Here we go again. Fleet Street Blues reports on a user comment which “seems to makes quite a lot of sense”. It reads as follows:
“Five years or so ago, there was a certain kind of old-school journalist who, converted to the cause, as it were, banged on at length about the importance of hacks having a web presence of the highest order to demonstrate the new skills. It turns out, however, that the new skills are a piece of piss (particularly with current web technology), and promoting a yarn via Google, Facebook, Twitter etc is, in reality, an administrative task rather than a journalistic one. If you want to employ a proper journalist rather than a cheap web monkey, the SEO stuff really is secondary. (Of course, there is the fact that many employers actively want web monkeys rather journalists because they are so much cheaper, but that’s a whole other debate.)”
What is wrong with this picture?
Well even before we get to the conclusion, the premise is flawed.
The headline is indicative: “The difference between promoting a yarn… and writing it”
This is the usual ‘drawing a line’ waste of time (“Is ice cream strawberry?”) that seeks to establish some kind of higher ground that journalists can occupy, rather than actually asking what we want to do in our journalism.

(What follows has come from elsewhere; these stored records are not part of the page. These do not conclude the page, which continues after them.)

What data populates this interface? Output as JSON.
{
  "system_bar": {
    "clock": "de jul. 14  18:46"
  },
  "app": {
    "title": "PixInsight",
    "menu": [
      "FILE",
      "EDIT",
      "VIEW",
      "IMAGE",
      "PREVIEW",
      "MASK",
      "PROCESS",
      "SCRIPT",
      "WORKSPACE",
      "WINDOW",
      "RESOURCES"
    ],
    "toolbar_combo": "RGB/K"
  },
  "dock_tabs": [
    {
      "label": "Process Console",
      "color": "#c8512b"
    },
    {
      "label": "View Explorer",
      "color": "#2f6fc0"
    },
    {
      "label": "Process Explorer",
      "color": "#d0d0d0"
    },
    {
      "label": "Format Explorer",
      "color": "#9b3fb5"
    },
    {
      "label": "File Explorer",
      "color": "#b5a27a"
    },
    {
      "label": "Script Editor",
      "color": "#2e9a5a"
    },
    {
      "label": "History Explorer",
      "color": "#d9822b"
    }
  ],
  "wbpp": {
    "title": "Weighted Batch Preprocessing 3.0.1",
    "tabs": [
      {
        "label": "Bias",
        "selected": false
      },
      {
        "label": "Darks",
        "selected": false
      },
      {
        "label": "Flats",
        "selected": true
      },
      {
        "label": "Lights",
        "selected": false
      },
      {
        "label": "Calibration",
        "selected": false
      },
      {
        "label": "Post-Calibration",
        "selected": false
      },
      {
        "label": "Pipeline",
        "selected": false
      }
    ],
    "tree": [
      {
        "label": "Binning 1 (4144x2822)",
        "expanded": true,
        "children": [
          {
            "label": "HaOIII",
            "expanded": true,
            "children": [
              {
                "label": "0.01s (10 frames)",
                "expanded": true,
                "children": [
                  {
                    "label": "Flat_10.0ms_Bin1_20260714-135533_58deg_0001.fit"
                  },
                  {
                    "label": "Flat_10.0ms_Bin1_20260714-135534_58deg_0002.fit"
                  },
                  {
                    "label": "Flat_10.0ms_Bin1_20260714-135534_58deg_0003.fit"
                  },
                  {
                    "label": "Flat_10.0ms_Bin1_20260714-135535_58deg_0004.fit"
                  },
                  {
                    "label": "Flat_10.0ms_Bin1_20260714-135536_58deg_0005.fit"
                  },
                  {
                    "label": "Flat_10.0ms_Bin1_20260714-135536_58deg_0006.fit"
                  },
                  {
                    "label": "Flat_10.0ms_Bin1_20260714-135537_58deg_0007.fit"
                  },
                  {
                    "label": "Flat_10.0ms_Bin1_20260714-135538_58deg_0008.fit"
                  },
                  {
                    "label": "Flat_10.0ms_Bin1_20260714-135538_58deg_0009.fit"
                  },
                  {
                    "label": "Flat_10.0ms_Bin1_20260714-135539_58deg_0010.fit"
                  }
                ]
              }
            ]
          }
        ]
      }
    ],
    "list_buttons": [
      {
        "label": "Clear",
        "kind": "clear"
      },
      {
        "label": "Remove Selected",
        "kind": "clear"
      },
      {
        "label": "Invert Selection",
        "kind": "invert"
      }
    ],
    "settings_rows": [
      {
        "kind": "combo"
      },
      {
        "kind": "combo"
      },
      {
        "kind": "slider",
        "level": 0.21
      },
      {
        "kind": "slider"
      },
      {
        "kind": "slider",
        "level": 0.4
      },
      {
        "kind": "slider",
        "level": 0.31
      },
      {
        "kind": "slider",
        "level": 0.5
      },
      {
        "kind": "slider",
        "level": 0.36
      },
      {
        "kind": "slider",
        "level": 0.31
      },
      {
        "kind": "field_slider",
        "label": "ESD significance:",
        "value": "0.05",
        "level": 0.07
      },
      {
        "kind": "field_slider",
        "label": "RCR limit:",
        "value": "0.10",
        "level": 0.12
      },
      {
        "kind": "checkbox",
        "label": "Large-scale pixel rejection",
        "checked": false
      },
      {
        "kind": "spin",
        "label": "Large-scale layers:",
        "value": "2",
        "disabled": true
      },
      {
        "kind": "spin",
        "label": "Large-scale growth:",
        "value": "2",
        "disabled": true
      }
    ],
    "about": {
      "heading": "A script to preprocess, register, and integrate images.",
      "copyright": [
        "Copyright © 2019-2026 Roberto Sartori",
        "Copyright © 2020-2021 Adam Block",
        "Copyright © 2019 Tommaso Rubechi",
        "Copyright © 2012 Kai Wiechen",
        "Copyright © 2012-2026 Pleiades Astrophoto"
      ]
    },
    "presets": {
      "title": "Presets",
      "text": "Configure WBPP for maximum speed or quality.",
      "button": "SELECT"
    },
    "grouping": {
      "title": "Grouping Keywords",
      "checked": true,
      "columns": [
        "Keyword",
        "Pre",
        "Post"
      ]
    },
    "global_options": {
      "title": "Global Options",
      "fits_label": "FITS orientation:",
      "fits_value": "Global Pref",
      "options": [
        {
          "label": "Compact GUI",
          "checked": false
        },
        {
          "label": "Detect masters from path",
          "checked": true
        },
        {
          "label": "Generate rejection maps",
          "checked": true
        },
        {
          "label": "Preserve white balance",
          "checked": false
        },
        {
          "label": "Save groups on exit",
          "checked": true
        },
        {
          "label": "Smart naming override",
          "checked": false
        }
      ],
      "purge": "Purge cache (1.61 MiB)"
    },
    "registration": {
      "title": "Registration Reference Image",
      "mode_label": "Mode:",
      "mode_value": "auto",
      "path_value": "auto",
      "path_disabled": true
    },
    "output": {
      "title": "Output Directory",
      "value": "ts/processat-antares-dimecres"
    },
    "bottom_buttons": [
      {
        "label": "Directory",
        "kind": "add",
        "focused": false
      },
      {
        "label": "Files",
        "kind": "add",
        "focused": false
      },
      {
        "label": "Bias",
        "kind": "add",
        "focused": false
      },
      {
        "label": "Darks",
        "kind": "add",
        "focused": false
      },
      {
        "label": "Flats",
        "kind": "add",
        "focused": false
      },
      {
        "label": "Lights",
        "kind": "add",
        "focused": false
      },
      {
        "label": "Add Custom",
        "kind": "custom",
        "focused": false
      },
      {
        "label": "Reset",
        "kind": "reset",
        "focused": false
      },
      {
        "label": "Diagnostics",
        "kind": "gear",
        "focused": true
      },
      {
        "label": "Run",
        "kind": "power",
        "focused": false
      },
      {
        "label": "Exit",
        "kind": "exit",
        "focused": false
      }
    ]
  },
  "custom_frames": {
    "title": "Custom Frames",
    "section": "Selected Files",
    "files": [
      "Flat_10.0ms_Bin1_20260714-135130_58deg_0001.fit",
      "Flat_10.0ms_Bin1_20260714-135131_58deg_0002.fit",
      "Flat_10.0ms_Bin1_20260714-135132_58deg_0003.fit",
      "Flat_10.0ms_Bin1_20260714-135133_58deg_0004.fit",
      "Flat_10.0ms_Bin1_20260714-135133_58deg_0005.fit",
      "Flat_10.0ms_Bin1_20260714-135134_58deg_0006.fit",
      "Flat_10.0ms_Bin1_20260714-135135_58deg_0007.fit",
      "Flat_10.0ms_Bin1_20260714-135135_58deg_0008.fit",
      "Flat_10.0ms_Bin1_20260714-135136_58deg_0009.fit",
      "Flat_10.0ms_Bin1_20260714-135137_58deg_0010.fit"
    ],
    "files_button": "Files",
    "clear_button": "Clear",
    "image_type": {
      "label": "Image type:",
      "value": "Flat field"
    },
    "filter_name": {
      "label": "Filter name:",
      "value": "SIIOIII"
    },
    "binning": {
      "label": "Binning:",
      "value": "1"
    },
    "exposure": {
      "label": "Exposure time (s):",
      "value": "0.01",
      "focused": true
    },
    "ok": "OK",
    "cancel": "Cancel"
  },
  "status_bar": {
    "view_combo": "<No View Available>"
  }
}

If you want to have a web presence to demonstrate new skills for your career, fine. If you want to use those skills to produce good journalism while you’re at it, however, then you’ll probably do a great deal better.
The point of community management/SEO/social media optimisation etc. from a journalist’s point of view is that it should seek to involve readers as early as possible, and so improve the editorial product while it is produced. Not only that but also so that, once published, any errors/additions etc. are likely to be added by users.
It’s the difference between seeing users as passive audiences, or as active collaborators.
If you see them as audiences then, yes: SEO/SMO/community management is an administrative job akin to being a papergirl or delivery man. Let’s all look down on those poor web monkeys who fail to live up to our own high standards.
If you see them as collaborators and users, however, then no: SEO/SMO/community management is not something you can comfortably leave entirely to someone else.